Cerita
Prerogatif
Margarito Kamis ; Doktor Hukum Tata Negara;
Staf pengajar FH Universitas Khairun Ternate
|
MEDIA
INDONESIA, 24 Februari 2015
PREROGATIF, kata ini mendadak
menjadi begitu populer di panggung percakapan konstitusionalisme hari-hari
ini. Kepopulerannya, mau tak mau, harus disangkutpautkan dengan ujung kerja
tata negara dalam urusan pengisian jabatan Kapolri. Ujung kerja tata negara
itu tak lain ialah peresmian Komjen Budi Gunawan, yang diusulkan Presiden
Joko Widodo ke DPR dan telah mendapat persetujuan DPR untuk memangku jabatan
Kapolri.
Meresmikan atau tidak meresmikan
Komjen Budi untuk sebagian ditakrifkan sebagai prerogatif presiden. Namun,
apakah pembatalan peresmian Komjen Budi memangku jabatan Kapolri oleh
Presiden merupakan buah dari prerogatif itu? Pernyataan Presiden pada saat
pengumuman pembatalan pelantikan Komjen Budi sama sekali tidak menunjuknya.
Asal usulnya
Sebelum kekuasaan, dalam istilah
John Locke, pemikir politik dan negara yang termasyhur dari Inggris, itu
`dibagi' atau dalam istilah Montesqieu, pemikir negara yang sama
termasyhurnya dengan Locke dari Prancis, ‘dipisah’, semua kekuasaan berada di
tangan atau terkonsentrasi pada raja. Sifatnya monopolistis. Dalam arti itu,
raja bukan hanya sama dan sebangun dengan hukum, juga sama dan sebangun
dengan keadilan, melainkan juga sama dan sebangun dengan negara.

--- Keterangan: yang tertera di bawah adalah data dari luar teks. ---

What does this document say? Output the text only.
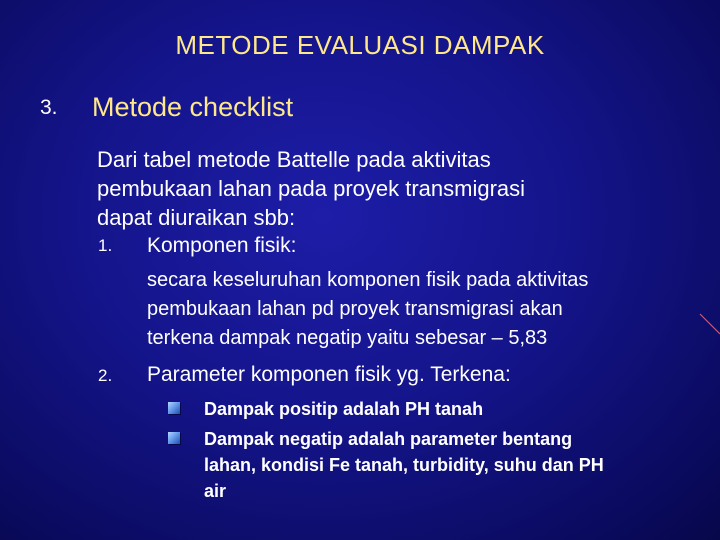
METODE EVALUASI DAMPAK
3. Metode checklist
Dari tabel metode Battelle pada aktivitas
pembukaan lahan pada proyek transmigrasi
dapat diuraikan sbb:
1. Komponen fisik:
secara keseluruhan komponen fisik pada aktivitas
pembukaan lahan pd proyek transmigrasi akan
terkena dampak negatip yaitu sebesar – 5,83
2. Parameter komponen fisik yg. Terkena:
Dampak positip adalah PH tanah
Dampak negatip adalah parameter bentang
lahan, kondisi Fe tanah, turbidity, suhu dan PH
air
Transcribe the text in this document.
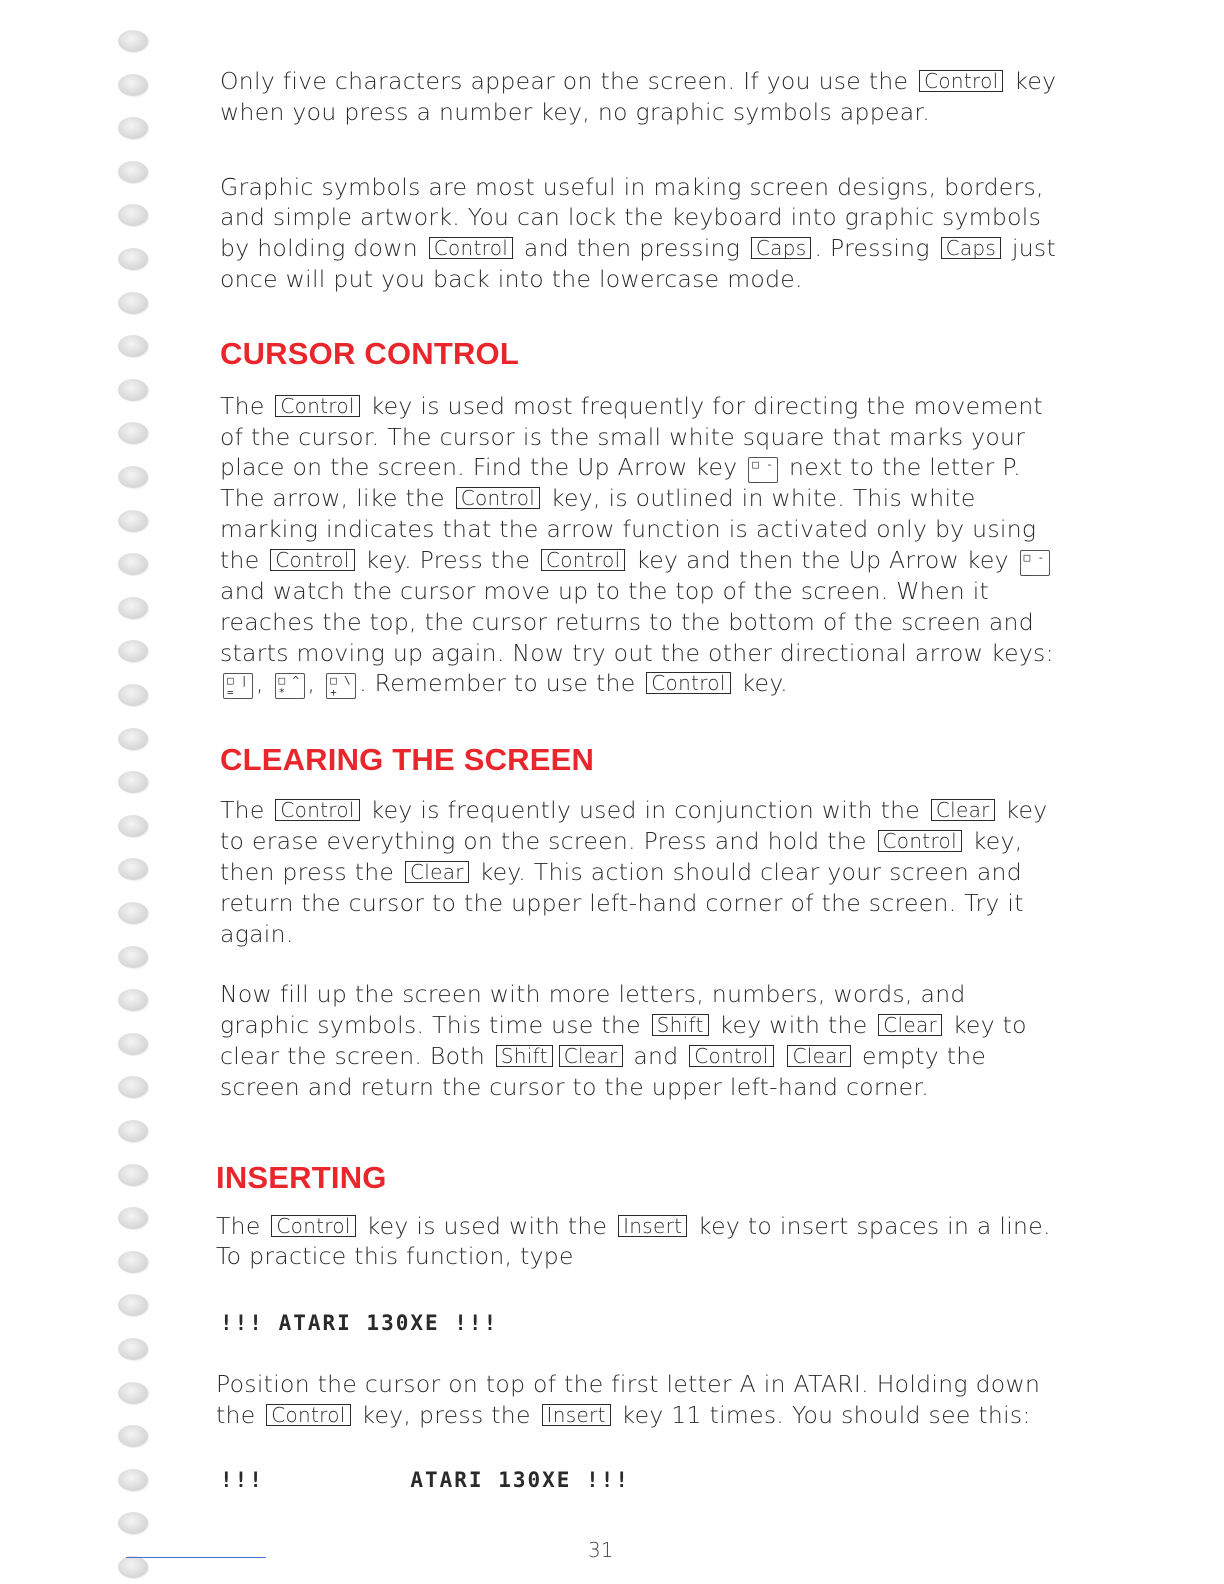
Only five characters appear on the screen. If you use the Control key when you press a number key, no graphic symbols appear.

Graphic symbols are most useful in making screen designs, borders, and simple artwork. You can lock the keyboard into graphic symbols by holding down Control and then pressing Caps . Pressing Caps just once will put you back into the lowercase mode.

CURSOR CONTROL

The Control key is used most frequently for directing the movement of the cursor. The cursor is the small white square that marks your place on the screen. Find the Up Arrow key □ -
_ next to the letter P. The arrow, like the Control key, is outlined in white. This white marking indicates that the arrow function is activated only by using the Control key. Press the Control key and then the Up Arrow key □ -
_and watch the cursor move up to the top of the screen. When it reaches the top, the cursor returns to the bottom of the screen and starts moving up again. Now try out the other directional arrow keys: □ |
= , □ ^
* , □ \
+ . Remember to use the Control key.

CLEARING THE SCREEN

The Control key is frequently used in conjunction with the Clear key to erase everything on the screen. Press and hold the Control key, then press the Clear key. This action should clear your screen and return the cursor to the upper left-hand corner of the screen. Try it again.

Now fill up the screen with more letters, numbers, words, and graphic symbols. This time use the Shift key with the Clear key to clear the screen. Both Shift Clear and Control Clear empty the screen and return the cursor to the upper left-hand corner.

INSERTING

The Control key is used with the Insert key to insert spaces in a line. To practice this function, type

!!! ATARI 130XE !!!

Position the cursor on top of the first letter A in ATARI. Holding down the Control key, press the Insert key 11 times. You should see this:

!!!          ATARI 130XE !!!

31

Penyelenggaraan pemerintahan dalam
alam raja sebagai negara, hukum, dan keadilan menempatkan kehendak raja,
bukan hukum, sebagai dasar. Itulah yang ditunjuk HWR Wade, profesor English law dari Cambridge University
dan University of Oxford, juga Alfred C Aman Jr, dekan dan profesor pada
Indiana University, dan William T Mayton, profesor pada Binary University.
Secara etimologis, begitulah
mereka menunjuknya, kata prerogatif berasal dari kata prae dan rogo. Dalam
arti ini, kata itu memiliki arti sesuatu yang diperlukan atau dibutuhkan
sebelum atau preferensi terhadap semua hal yang lainnya. Nalarnya hak itu tak
terbagi atau dibagi dengan siapa pun dengan alasan apa pun. Hak itu dipegang
satu badan atau figur. Hak itu berkarakter tunggal.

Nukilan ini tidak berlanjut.